In programma un flash mob davanti alla sede dell'Istituto, in via Ugo La Malfa. L'agitazione si svolgerà in contemporanea in tutte le sedi italiane ed è promossa dal gruppo "precari uniti Cnr"

Foto Twitter

Magliette nere, lumini funebri e uno striscione per dire che "Il governo sta condannando a morte la ricerca pubblica". Così i lavoratori del Cnr hanno deciso di manifestare contro le politiche messe in campo dell'esecutivo. L'agitazione è indetta dal gruppo "precari uniti Cnr" e si svolgerà domeni e dopodomani (16 e 17 maggio ndr) in tutta Italia dalle 14 alle 15. A Palermo i lavoratori si raduneranno all'ingresso della sede dell'istituto, in via Ugo La Malfa.

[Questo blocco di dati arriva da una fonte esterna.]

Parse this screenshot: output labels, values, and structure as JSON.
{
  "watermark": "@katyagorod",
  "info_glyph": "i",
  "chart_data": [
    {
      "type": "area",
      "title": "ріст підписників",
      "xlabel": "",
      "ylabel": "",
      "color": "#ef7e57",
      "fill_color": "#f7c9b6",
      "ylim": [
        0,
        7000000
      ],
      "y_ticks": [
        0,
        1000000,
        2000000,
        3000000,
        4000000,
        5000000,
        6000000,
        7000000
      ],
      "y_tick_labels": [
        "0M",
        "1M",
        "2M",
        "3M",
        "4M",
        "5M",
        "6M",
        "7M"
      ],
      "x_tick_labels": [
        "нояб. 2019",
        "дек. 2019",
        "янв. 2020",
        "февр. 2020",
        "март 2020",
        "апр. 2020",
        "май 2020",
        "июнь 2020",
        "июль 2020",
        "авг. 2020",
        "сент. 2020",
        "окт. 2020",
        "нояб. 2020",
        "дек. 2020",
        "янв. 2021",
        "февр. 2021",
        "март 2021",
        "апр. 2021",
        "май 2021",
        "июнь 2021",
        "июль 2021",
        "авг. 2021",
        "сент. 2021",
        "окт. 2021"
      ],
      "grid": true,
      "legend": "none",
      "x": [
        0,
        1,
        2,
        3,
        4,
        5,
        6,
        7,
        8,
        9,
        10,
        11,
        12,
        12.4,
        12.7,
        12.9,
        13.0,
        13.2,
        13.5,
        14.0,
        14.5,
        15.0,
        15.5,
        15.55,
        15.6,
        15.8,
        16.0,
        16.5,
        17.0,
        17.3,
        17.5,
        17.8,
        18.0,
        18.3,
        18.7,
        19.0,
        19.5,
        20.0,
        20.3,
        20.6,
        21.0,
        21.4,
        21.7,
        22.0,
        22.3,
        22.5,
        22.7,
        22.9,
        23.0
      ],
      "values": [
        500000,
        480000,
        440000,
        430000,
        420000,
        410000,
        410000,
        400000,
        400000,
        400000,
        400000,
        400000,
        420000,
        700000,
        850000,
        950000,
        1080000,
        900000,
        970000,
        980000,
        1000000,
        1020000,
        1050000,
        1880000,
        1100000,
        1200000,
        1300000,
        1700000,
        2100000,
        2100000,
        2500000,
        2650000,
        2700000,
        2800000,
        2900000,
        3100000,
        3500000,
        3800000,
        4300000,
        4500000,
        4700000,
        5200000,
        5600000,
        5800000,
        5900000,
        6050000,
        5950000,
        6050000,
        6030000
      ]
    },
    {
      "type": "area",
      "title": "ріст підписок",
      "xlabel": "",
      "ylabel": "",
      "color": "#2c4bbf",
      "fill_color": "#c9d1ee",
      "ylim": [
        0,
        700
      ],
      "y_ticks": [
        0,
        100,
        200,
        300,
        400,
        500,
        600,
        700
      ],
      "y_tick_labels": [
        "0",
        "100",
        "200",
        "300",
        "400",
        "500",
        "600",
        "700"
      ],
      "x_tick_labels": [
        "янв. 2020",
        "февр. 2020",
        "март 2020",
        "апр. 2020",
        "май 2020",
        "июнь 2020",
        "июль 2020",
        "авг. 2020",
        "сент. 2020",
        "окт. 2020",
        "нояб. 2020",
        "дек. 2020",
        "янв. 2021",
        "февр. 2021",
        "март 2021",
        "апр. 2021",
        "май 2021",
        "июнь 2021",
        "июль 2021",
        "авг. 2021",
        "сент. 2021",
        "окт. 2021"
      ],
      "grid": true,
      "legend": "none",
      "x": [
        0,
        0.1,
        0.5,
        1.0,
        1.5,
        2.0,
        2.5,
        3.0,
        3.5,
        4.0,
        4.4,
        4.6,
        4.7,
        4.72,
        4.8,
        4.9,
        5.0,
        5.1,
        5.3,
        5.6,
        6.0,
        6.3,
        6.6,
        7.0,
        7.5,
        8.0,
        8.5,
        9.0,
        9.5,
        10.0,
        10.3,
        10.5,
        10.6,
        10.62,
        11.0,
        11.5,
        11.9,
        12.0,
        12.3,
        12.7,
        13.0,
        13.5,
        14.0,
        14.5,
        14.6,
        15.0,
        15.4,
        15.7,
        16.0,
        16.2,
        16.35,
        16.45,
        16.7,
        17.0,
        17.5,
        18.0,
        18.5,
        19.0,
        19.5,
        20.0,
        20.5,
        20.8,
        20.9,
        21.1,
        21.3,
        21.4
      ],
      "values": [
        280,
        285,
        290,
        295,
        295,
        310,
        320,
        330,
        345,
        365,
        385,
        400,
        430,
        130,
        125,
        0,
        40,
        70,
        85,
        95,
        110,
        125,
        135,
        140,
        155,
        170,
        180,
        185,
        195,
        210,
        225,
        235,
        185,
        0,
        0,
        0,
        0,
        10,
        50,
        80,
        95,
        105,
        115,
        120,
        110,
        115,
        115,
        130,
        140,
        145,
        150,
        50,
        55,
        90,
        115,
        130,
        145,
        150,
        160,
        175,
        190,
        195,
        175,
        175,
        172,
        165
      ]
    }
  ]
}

"Considerata l’imminente approvazione della cosiddetta 'riforma Madia' dal parte del governo - si legge in una nota -, noi tutti precari Cnr di tutto il territorio nazionale, lavoratori a tempo determinato e atipici (assegnisti e Co.co. co.)  indipendenti da colori, ruoli o inquadramenti siamo preoccupati per il futuro che ci si prospetta e pertanto ci siamo uniti per un obiettivo unico: fare emergere la problematica di tutto il precariato nel mondo della ricerca pubblica e spingere verso una coscienziosa ed inclusiva soluzione. Il decreto Madia offre la possibilità di iniziare un percorso di stabilizzazione della pubblica smministrazione tutta, ma punti oscuri rendono impraticabile la sua reale applicazione e cassano definitivamente le speranze dei precari degli enti pubblici di ricerca se mantenuta nella sua forma attuale. Oltre a non essere un obbligo per l’amministrazione ma solo una possibilità, gli effetti positivi volti a stabilizzare i precari potrebbero essere insufficienti o addirittura nulli poiché tali assunzioni devono esser fatte nei limiti finanziari disponibili. Inoltre non tiene conto delle molteplicità di contratti atipici di cui il nostro ente ha molto abusato per ragioni di opportunità,  escludendo a priori la maggior parte dei lavoratori che per anni (tanti) hanno lavorato in nome e per conto dell'Ente con contratti  da sotto inquadrati. Pertanto ci stiamo muovendo all’unisono, con l’ausilio dei sindacati uniti (Cgil, Cisl e Uil), informando quanto più possibile tutto il personale Cnr, le associazioni che da sempre ci hanno sostenuto, i malati che credono nella ricerca e tutte le persone comuni con manifestazioni pacifiche che ci si augura possano portare ad una soluzione dignitosa per tutti".